Sewing Pattern
Classic capelet
Garments Sew Plus Sewing Bee
Simple to pop on and comfortable to wear, Amanda Walker’s capelet will add a touch of class to any outfit. The flattering double-breasted design is made in an on-trend check, along with a contrast collar and button detail. Although the garment is one size and will fit most frames, the pattern can always be lengthened to sit better on a larger figure.
Essentials
- Fabric, 1m x 1.5m
- Lining fabric, 1m x 1.5m
- Contrast fabric, 30cm
- Medium weight fusible interfacing, 50cm
- Buttons, four 2.5cm black and one small flat button
Dimensions List
- One size
- Note: lengthen cape pattern if desired
- Cutting guide:
- Front and back cape: cut one on the fold, both in main fabric and lining fabric
- Collar: cut one each on the fold in main fabric, lining fabric and fusible interfacing
- Front facing: cut two in fusible interfacing
- Use a 1cm seam allowance throughout.
sew a classic cape
1 Download and print the pattern. Cut out the pattern pieces as indicated in the cutting guide. Attach interfacing to the wrong side of the two front facing panels. Iron interfacing to the back of the fabric collar and with the right side of the fabric and the lining facing, pin and stitch around the outer edges with a 1cm seam allowance. Trim away the bulk from the corners and turn the collar out to the right side. Tease out the corners and press. If you are using faux fur for the collar, press the edges from the lining side instead as the iron may mark the main fabric.

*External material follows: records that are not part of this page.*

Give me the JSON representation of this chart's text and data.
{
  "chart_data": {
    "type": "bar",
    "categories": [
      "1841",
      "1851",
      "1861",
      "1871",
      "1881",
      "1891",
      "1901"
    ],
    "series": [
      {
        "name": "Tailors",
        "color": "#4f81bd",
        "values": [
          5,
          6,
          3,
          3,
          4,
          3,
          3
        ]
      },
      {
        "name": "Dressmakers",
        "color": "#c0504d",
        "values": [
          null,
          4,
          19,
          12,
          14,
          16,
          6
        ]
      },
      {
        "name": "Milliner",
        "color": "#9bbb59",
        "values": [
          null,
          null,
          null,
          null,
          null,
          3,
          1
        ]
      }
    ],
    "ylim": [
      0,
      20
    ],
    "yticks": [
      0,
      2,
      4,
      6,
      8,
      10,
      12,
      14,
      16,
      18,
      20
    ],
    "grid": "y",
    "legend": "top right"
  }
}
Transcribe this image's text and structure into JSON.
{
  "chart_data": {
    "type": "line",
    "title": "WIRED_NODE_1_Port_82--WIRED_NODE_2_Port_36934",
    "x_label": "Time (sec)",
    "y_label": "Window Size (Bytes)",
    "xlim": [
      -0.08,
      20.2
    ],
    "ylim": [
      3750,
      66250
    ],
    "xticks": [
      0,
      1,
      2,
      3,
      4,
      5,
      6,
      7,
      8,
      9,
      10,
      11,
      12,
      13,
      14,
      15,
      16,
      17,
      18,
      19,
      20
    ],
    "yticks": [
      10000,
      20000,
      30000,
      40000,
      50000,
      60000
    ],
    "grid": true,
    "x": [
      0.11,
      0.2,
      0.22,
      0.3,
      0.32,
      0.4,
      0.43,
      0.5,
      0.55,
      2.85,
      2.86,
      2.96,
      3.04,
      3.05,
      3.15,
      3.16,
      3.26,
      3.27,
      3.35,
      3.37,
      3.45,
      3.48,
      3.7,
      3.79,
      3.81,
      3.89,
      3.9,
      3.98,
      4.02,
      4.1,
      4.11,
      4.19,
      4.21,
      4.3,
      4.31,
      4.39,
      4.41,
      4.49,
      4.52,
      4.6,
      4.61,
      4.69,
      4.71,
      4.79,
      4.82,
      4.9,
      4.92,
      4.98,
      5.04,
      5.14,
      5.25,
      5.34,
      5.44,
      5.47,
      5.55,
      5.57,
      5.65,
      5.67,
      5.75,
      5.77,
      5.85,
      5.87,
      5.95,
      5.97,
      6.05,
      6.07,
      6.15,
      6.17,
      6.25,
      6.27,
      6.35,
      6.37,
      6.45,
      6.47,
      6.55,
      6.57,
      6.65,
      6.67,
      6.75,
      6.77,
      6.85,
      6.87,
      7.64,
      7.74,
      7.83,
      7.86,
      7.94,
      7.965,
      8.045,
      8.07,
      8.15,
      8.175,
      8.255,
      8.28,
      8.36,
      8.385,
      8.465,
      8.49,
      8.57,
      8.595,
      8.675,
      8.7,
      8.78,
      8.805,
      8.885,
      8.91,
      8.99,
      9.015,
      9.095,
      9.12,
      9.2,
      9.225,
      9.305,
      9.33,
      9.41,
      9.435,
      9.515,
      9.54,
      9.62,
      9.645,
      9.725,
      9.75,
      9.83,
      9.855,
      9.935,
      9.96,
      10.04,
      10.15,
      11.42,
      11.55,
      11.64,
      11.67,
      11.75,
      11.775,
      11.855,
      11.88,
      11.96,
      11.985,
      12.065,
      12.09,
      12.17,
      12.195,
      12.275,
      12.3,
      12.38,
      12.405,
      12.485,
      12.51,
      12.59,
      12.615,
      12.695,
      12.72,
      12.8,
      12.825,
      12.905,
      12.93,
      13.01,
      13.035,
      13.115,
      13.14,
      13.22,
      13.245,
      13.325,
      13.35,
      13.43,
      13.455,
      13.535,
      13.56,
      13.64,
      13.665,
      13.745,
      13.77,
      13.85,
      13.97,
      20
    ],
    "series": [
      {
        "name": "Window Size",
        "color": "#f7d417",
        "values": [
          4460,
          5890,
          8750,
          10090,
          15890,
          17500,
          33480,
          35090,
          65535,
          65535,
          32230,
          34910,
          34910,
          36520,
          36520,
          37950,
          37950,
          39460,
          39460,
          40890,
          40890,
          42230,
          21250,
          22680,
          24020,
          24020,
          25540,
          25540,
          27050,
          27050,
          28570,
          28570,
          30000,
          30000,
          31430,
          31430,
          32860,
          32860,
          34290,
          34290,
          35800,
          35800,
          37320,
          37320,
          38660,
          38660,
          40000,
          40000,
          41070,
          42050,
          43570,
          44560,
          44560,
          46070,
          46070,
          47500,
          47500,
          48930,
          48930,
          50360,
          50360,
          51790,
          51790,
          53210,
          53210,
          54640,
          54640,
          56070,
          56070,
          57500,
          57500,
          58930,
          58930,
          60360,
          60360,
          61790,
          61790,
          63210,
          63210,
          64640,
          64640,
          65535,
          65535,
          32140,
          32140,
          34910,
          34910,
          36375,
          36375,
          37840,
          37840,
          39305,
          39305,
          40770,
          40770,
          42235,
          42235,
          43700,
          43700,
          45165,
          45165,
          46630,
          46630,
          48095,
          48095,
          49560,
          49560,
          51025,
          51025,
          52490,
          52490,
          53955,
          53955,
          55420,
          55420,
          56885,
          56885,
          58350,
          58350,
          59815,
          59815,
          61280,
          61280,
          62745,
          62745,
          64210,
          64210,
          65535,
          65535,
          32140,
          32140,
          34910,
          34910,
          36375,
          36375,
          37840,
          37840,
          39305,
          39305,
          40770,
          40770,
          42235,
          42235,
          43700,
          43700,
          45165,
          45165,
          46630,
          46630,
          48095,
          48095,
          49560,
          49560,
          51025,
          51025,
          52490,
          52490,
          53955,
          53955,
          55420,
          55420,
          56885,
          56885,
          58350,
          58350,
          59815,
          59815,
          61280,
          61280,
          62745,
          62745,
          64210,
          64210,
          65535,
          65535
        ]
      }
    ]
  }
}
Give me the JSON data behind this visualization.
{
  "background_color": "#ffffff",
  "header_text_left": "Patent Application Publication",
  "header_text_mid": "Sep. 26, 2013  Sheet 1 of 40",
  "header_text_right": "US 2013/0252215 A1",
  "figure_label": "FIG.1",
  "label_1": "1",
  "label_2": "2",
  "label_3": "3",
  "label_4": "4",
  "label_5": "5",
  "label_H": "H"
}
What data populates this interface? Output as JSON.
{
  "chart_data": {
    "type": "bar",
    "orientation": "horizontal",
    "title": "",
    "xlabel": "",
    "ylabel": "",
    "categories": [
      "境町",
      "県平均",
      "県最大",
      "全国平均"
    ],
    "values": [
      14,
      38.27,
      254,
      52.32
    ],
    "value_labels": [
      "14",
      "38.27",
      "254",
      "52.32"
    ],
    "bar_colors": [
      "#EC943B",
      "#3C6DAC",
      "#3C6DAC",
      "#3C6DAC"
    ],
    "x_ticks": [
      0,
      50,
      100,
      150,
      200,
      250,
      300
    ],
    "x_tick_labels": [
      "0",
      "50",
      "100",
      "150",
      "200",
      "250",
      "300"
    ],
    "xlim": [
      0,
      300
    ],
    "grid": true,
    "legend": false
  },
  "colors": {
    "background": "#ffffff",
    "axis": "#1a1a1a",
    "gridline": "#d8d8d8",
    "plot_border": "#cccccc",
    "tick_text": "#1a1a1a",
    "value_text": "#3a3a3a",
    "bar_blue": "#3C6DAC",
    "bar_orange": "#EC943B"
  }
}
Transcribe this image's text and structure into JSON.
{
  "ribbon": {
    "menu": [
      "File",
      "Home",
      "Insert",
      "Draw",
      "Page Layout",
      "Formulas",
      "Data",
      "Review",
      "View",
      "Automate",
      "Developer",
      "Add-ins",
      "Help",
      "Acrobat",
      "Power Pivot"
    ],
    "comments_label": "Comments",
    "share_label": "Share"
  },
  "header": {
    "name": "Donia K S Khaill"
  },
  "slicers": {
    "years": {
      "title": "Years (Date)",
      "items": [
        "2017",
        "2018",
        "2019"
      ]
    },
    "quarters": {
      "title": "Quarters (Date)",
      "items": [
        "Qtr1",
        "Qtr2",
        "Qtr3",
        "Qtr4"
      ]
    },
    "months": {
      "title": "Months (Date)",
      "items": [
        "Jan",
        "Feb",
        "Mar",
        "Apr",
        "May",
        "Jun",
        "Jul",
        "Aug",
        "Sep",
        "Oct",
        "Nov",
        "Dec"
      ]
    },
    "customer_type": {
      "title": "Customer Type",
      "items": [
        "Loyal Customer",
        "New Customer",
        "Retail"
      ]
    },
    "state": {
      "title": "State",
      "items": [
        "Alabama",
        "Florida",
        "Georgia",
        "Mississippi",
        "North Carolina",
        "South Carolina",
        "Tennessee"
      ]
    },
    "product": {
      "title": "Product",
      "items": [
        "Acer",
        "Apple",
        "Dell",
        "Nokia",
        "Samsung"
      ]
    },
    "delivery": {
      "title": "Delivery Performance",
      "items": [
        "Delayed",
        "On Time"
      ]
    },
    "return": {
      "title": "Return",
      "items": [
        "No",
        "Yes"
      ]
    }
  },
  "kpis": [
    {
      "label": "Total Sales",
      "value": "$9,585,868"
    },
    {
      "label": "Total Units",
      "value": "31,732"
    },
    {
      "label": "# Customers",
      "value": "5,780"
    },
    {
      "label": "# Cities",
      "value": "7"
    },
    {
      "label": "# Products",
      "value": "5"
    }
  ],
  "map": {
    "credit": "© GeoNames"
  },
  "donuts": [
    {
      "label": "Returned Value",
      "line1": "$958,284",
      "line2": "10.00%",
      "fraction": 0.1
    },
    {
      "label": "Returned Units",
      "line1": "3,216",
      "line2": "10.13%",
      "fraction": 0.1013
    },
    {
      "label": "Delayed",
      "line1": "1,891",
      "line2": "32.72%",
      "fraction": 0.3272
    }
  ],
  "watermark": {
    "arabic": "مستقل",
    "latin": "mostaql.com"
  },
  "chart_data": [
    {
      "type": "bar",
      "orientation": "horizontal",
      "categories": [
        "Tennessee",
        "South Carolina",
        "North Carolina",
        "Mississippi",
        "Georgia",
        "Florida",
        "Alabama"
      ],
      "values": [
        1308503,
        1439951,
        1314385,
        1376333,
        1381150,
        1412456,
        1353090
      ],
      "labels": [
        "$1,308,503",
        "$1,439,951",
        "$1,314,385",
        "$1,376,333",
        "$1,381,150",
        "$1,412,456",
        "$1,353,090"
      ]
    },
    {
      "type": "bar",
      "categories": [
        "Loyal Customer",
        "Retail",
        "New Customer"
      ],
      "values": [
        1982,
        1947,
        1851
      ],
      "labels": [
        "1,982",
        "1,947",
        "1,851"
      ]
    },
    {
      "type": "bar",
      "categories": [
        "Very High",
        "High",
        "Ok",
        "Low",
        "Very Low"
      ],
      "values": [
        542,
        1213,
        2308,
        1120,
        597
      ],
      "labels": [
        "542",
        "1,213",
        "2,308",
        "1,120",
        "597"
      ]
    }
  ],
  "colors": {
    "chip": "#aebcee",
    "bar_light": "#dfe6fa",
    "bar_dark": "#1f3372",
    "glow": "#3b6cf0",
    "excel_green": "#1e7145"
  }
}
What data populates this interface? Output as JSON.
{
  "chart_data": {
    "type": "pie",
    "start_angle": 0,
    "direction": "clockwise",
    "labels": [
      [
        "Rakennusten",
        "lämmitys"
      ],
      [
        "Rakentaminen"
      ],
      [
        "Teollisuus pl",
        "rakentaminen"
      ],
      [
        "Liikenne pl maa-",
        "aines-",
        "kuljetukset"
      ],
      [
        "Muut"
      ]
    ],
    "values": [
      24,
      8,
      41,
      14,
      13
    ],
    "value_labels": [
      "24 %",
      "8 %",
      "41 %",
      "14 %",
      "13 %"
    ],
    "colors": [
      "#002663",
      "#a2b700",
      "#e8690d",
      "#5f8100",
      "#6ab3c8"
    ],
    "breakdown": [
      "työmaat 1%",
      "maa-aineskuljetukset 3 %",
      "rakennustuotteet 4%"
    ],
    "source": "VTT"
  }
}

2 Find the centre of the collar and the back neck edge, and match these points together. Pin the collar around the neckline, matching the front edges of the collar to the notches marked on the front neckline of the cape, then stitch to the cape with a 1cm seam allowance. Position the cape lining to the main cape fabric, right sides together, matching the necklines, front edges and curved hems. Note that because the cape is almost a circle, the pieces will have a different grain throughout, so will stretch in some places but not in others. Lay each fabric and lining piece out on a surface and pin the edges together, so the lining follows the cape exactly.
3 With a 1cm seam allowance, stitch around the neckline, down the front and around the curved hem, leaving a gap for turning out on one of the straight front edges. Trim away the bulk from the corners and clip around the neckline. Turn the cape out to the right side through the gap in the front edge, then tease out the corners and seams. Press, then slipstitch the gap closed by hand.
4 Make two buttonholes as marked on the pattern on the right-hand side of the cape, and then one buttonhole on the top left-hand side. The angle of the buttonholes is important as they are parallel with the neckline and base of the cape, not the front edges. Stitch two buttons in the corresponding place on the opposite side, then another two buttons to mirror these and complete the double-breasted effect. Stitch a small flat button to the inside of the left-hand side, to hold the left side of the cape in place.